Bien que ce ne soit plus une question débattue de nos jours en France, et que tout le spectre politique français, de l’extrême gauche à l’extrême droite en passant par le centre, ou défend vaillamment le monopole public sur le rail, ou n’ose évoquer l’idée d’une mise en concurrence que parce que le cadre européen l’y contraint, cette grande question fut pendant des décennies au centre de vigoureux débats. Cette période houleuse date de la seconde moitié du dix-neuvième siècle.
Le camp des défenseurs de la gestion entièrement privée des chemins de fer est représenté par tous les grands économistes de la première moitié du siècle. À cette époque, le transport ferroviaire existe sous forme privé dans tous les pays d’Europe, et il semble inconcevable qu’il en soit autrement. Très représentatif de cette opinion est le Dictionnaire de l’économie politique, la somme du savoir scientifique français en matière d’économie politique au milieu du XIXe siècle. Dans le premier volume de ce fameux Dictionnaire, nous trouvons l’article Chemins de fer, écrit par le professeur d’économie politique Michel Chevalier. L’auteur y raconte l’histoire entièrement privée des chemins de fer, les principes de son exploitation rigoureuse, et les avantages que son introduction et son développement ont apporté aux sociétés humaines. Il n’évoque cette question de la possible gestion publique que de façon liminaire, quand le cas de l’Angleterre, où ce débat avait éclos, l’y pousse — on pourrait dire l’y force. Alors il écrit que la nationalisation serait une erreur, et qu’elle aurait été une erreur en Angleterre si elle avait été réalisée.
« Le gouvernement anglais aurait eu tort de s’emparer des chemins de fer en les rachetant d’autorité. C’eût été une atteinte très sérieuse à l’esprit d’association qui est une des forces vitales de la société anglaise. C’eût été une attaque contre la liberté de l’industrie qui est un des attributs indispensables de la société moderne. Jusque là, dans les chemins de fer, les administrateurs s’étaient mépris, la liberté de l’industrie avait fait un écart. Ce n’était pas une raison pour exercer envers les compagnies des violences et pour entraver systématiquement la liberté de l’industrie en matière de chemins de fer. Les associations étaient accessibles à la raison. La liberté de l’industrie portait en elle-même, le temps aidant, le remède à ses propres excès. ».
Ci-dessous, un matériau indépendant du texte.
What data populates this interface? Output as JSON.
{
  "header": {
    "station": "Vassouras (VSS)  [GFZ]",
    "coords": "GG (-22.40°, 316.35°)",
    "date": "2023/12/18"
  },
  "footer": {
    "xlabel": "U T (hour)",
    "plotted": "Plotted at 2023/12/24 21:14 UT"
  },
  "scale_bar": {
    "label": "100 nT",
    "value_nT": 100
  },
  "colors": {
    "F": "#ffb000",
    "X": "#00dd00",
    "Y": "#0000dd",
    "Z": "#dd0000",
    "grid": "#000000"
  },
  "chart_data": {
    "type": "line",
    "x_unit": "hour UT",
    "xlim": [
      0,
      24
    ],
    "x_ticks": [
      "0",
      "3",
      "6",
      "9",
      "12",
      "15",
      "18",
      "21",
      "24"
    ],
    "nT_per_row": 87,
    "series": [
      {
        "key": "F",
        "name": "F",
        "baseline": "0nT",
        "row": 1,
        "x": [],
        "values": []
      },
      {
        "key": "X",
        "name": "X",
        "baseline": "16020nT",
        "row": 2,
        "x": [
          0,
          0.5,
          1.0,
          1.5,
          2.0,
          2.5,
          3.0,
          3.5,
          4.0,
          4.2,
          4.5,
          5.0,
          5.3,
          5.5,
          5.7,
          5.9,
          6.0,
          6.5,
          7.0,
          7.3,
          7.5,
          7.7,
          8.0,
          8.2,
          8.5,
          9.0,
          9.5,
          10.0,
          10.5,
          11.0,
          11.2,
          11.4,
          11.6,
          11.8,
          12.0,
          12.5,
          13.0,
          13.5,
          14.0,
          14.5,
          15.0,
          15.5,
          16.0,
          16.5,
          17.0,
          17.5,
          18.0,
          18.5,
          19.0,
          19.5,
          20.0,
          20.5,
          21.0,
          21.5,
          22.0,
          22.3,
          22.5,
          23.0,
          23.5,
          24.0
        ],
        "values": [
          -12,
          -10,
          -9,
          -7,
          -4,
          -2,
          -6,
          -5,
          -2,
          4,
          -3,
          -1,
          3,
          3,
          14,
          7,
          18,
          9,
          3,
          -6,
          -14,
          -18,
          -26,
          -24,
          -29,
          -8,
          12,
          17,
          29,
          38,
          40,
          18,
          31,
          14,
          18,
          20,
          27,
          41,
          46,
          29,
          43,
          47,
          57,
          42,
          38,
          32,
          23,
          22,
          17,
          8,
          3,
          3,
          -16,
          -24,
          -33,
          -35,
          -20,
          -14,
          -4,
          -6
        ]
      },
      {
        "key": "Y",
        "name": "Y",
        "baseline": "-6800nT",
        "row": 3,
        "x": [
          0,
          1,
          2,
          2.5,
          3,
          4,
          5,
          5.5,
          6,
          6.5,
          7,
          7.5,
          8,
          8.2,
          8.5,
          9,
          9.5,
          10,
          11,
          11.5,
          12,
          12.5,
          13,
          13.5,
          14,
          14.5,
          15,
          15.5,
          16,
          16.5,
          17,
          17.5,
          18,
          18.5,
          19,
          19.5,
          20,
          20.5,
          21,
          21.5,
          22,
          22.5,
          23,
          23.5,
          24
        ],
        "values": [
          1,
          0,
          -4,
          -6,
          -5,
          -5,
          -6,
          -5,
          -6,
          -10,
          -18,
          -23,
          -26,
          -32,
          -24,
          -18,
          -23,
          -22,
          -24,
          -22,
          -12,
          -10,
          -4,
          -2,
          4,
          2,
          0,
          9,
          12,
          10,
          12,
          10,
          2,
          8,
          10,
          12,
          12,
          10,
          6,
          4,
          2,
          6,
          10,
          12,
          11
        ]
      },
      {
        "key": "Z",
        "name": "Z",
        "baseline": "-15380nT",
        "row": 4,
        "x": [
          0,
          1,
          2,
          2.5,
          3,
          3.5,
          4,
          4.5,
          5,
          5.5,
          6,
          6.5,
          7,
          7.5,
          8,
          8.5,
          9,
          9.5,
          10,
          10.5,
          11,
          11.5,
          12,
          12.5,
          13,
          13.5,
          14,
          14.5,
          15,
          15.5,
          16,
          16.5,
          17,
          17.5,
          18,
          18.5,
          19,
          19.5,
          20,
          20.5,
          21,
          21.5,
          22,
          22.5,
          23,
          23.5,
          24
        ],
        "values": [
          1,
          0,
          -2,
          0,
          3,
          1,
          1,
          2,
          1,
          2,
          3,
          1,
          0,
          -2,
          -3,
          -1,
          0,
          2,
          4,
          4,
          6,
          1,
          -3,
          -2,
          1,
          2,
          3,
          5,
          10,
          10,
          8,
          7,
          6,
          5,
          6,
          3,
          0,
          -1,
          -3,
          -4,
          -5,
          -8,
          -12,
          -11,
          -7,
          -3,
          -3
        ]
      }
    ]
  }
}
Nous voudrions mobiliser un second exemple pour prouver que la thèse de la supériorité de la gestion privée des chemins de fer était courante dans la France de la première moitié du dix-neuvième siècle. Il s’agit d’un homme politique, par ail-leurs éloigné des convictions profondes des économistes libéraux : Pierre-Antoine Berryer. 1
Comme le rappelle M. de la Fortelle, « le XIXe siècle fut celui du chemin de fer qui révolutionna le transport humain. Il n’est donc pas surprenant que la construction des chemins de fer soit devenu un enjeu politique majeur à partir de la seconde partie de la décennie 1830. » C’est dans ce cadre qu’intervient Berryer.
Détaché de toute école de pensée, Berryer ne soutient pas un laissez-faire inconditionnel. Néanmoins, c’est à la marge qu’il envisage la possibilité d’une intervention de l’Etat : celle-ci ne peut se faire que si la concurrence privée n’est pas parvenu à établir une ligne de chemin de fer. Berryer explique ainsi :
« Dans les raisons pour donner la préférence aux compagnies, nous n’avons pas cherché à mettre en lutte le midi de la France avec le nord, l’est avec l’ouest; nous avons dit que là où il y a des terrains riches, où se trouvent des populations industrielles agglomérées, où l’ établissement des chemins de fer peut présenter des produits, on doit appeler la spéculation privée, et qu’il ne faut pas que ce soit l’État qui impose à tous le fardeau de ces travaux; que là où l’industrie privée peut fonder un établissement avec un avantage pour tous, il ne faut pas que l’État fasse la dépense au détriment de tous, au détriment de ceux là mêmes qui n’en trouveraient pas. Ainsi, partout où il y a une population active, agglomérée, industrieuse, et où un chemin de fer apportera un nouveau développement de richesses, il faut que l’industrie privée s’unisse à toutes les industries, qu’elle vienne les animer, et que ce ne soit pas l’État qui fasse sortir de la poche des contribuables les plus éloignés, les frais d’établissement, là où la richesse privée peut subvenir à tout.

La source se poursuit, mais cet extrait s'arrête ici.